From: The London Telegraph (Electronic Edition), August 13, 1998 http://www.telegraph.co.uk

Putting a Face to a Face


By
Patrick Hook

POLICE are about to embark on the first trial of automatic face-recognition software linked to CCTV cameras. The systems can scan crowds of people and match faces against a database of wanted criminals.

The trials, in an unnamed inner London borough this autumn, will use the British-designed Mandrake system, which can even discover the identity of a suspect from an e-fit image.

However, privacy campaigners have raised concerns about the trials and have called on the Government to issue strict guidelines.

Using software developed in America, Software & Systems has also taken the the process a stage further to allow the use of the system for large-scale search-and-compare operations.

"A simple example might be the use of a CCTV camera at an airport filming people passing a particlar point," said Patricia Oldcorn, marketing director of Software & Systems. "As people approached, the software would compare the image of their faces against its own database and immediately identify known suspects."

Based on advances in neural intelligence, the software has been programmed to match key facial features and to learn from its past mistakes. Unaffected by facial hair, spectacles, hat and so on, the software concentrates on the area of the face between the top of the eyebrows and the bottom of the chin and from one side of the temple to the other.

Ben Turner of Software & Systems International said: "We found that the search engine was even capable of making a comparison between an e-fit image of a person and a photograph held on the database."
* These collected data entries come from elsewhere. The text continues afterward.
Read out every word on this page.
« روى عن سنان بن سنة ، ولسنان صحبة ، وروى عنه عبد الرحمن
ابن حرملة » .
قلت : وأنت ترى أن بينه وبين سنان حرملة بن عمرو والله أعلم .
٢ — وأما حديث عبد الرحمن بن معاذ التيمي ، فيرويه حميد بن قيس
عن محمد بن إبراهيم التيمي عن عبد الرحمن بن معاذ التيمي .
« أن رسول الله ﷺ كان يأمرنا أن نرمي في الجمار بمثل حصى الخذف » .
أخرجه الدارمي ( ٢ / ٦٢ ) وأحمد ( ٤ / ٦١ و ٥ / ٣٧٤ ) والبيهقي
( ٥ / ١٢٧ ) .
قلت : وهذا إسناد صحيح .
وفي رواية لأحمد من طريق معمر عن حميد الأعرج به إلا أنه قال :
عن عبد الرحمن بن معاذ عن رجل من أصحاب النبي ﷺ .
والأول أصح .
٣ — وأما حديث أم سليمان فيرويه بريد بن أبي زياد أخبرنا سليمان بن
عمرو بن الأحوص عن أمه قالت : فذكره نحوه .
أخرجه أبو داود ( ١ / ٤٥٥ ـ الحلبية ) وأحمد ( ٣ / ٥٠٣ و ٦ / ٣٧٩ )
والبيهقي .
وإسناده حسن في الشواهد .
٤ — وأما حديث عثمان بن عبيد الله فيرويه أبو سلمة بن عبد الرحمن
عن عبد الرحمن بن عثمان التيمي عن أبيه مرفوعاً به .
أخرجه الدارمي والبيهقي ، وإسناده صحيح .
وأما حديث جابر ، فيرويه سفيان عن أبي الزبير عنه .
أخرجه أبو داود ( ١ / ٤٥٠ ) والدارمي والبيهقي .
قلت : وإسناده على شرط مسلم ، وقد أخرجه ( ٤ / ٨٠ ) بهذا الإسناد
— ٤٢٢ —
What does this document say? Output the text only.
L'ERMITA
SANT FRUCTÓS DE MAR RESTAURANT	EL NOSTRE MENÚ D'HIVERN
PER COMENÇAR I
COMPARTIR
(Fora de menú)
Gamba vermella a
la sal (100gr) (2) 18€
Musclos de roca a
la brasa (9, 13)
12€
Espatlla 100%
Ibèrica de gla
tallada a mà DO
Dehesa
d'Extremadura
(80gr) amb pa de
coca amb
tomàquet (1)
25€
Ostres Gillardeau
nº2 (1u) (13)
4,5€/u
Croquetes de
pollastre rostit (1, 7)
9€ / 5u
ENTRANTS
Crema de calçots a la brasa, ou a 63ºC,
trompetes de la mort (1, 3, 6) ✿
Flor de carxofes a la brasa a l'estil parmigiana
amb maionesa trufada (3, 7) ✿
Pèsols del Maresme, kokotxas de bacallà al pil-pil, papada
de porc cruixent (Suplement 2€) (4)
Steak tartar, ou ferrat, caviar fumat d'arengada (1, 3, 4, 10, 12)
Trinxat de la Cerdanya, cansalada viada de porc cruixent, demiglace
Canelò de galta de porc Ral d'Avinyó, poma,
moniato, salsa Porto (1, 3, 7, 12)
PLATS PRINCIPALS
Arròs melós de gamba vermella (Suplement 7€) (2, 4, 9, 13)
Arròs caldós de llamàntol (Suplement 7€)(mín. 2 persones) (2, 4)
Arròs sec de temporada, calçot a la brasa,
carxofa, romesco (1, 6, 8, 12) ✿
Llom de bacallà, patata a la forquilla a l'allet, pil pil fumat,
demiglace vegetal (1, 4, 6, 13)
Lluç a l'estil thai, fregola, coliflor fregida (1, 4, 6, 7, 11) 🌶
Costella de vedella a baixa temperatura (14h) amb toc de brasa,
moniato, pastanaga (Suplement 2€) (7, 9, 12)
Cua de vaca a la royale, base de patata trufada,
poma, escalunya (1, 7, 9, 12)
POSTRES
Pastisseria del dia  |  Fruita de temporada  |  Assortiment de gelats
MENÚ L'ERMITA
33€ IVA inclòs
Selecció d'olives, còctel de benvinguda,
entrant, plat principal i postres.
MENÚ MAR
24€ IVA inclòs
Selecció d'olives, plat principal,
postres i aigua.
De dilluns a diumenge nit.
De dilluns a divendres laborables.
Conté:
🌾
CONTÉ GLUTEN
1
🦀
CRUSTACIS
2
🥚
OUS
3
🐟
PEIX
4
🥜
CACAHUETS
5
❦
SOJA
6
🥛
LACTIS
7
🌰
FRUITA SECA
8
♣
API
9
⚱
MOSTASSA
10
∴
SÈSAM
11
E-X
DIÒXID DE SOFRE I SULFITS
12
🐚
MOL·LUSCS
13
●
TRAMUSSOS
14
In police investigative terms, the news is of vital interest. E-fit images have traditionally provided the means to ask for the public's help in identifying a suspect. But it is a slow process requiring a manual search of police records - Mandrake now offers the opportuntiy of identifying suspects in seconds.

The problem of a suitable database remains. The availabilty of digital images of criminals is at best patchy - most images are still hard-copy photographs. The new driving licence and passports will soon have digital photographs.

A spokesman for the pressure group Privacy International said: "We asked the Government to prohibit the sale of this technology, and urged that strict guidelines be issued to the police."